RSH publishes analysis of Tenant Satisfaction data for 2024/25
November 14, 2025
ARCH admin
November 14, 2025
ARCH admin

The Regulator of Social Housing has published details of the Tenant Satisfaction Measures information collected for 2024/25 by local authorities and other registered providers with more than 1000 homes, together with an analysis of the main findings.

It finds that most tenants remain satisfied with landlord services. Just over seven in ten tenants in low cost rental accommodation (LCRA) surveyed are satisfied with the overall service from their landlord. LCRA includes social and affordable rent and London Living Rent homes. Similarly, looking at the average (median) landlord, tenants in LCRA report their highest levels of satisfaction in the TSMs relating to overall repairs services (74%), the safety of their home (78%), and that their landlord treats them with fairness and respect (78%).  However, satisfaction with landlord complaint handling is much lower, with the median landlord reporting satisfaction of only 36% of tenants.

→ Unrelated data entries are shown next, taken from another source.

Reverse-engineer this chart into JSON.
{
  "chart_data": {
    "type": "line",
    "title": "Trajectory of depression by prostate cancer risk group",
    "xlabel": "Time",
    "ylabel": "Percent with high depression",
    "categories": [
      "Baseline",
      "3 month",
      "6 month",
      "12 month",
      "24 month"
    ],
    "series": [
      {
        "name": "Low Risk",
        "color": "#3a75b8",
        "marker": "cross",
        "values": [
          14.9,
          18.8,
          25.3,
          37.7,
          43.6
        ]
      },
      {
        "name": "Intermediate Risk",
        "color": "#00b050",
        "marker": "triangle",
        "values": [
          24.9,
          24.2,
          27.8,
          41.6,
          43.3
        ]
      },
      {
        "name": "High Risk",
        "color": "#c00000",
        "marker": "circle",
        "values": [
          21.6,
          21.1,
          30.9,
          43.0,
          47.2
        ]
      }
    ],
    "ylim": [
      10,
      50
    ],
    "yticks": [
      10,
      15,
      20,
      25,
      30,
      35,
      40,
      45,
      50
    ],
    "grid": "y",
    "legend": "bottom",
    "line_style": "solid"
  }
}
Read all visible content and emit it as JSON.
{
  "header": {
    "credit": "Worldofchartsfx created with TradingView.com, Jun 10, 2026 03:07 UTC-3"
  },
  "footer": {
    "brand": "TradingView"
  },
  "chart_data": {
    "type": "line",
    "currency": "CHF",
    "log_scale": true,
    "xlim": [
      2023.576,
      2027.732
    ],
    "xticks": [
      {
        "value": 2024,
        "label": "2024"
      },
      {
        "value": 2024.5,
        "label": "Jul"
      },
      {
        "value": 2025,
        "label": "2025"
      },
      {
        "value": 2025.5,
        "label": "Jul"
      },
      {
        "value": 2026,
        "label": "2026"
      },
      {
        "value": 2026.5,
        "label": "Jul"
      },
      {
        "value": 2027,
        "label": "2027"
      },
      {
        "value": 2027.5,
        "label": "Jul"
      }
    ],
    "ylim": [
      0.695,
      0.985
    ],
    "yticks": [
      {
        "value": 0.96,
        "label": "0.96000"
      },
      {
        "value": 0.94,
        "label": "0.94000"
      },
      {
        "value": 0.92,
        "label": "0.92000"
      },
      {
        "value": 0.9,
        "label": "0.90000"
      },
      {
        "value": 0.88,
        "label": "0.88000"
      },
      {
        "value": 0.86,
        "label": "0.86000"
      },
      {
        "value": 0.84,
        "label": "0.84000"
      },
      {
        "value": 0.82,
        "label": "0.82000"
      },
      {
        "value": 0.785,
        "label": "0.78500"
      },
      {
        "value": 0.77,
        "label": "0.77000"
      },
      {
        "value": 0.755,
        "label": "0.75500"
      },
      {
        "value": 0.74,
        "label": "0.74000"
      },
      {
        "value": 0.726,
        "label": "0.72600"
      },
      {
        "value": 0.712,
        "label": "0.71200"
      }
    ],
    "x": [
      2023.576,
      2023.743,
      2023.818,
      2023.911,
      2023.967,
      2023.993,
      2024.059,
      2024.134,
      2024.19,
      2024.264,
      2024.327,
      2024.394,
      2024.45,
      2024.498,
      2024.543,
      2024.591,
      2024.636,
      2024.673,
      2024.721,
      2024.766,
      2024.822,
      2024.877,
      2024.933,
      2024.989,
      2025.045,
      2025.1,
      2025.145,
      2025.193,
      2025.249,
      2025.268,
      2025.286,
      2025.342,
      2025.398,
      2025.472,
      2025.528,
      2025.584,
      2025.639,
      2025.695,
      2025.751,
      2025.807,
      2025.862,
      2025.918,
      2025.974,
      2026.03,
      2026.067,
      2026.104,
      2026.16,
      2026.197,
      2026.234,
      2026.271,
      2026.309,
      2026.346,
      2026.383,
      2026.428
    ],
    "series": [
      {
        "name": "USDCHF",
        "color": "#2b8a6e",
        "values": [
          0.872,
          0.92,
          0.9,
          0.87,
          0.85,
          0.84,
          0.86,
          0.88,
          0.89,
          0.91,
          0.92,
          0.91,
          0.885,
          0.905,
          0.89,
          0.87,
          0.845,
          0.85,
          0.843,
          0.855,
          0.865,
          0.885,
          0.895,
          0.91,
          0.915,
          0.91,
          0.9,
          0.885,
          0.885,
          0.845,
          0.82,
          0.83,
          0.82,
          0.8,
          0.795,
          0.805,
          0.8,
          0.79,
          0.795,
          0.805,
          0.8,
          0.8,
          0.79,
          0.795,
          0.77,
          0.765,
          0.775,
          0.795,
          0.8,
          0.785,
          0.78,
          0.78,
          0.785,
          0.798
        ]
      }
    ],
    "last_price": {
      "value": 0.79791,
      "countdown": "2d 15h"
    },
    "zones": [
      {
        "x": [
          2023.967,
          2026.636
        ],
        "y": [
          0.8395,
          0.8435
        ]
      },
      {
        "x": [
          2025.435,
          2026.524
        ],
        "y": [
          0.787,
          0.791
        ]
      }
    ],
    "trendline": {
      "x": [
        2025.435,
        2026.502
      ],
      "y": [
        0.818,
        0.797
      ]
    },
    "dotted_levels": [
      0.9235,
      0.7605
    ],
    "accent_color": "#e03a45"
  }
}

The headline average (median) overall satisfaction has increased slightly (half a percentage point) for LCRA. This slight increase is likely to be at least partially accounted for by relatively small changes to collection methods. Overall satisfaction in LCRA surveys collected by telephone – the predominant collection method used by most landlords – has remained at the same level.

The average overall satisfaction score for tenants of local authorities is 68.5%, compared to 75.4% for tenants of private registered providers. This difference may be due to differing contextual factors such as region (particularly the proportion of homes in London), the average ages of tenants and the size of landlord having an impact and differences in survey collection methods used. The National Tenant Survey found that, controlling systematically for other contextual factors including tenant age, landlord size and location, that there was no significant difference between these two landlord types.

TSMs generated from management information supplement those drawn from surveys and show that:

  • Most landlords report full compliance on each building safety measure, putting the landlord median for each at or near 100%. The vast majority of homes owned by large landlords, as at 31 March 2025, had required gas (99.7%), fire (98.7%), asbestos (97.9%), water (97.9%) and lift safety checks (97.8%) completed. These have increased on last year, reflecting an improved coverage of these fundamental safety checks for a minority of landlords that had gaps.
  • 79% of the 11 million non-emergency responsive repairs completed during 2024/25 were completed within target timescales.
  • 78% of over 290,000 stage one complaints made during 2024/25 were responded to within the Housing Ombudsman’s Complaint Handling Code timescales.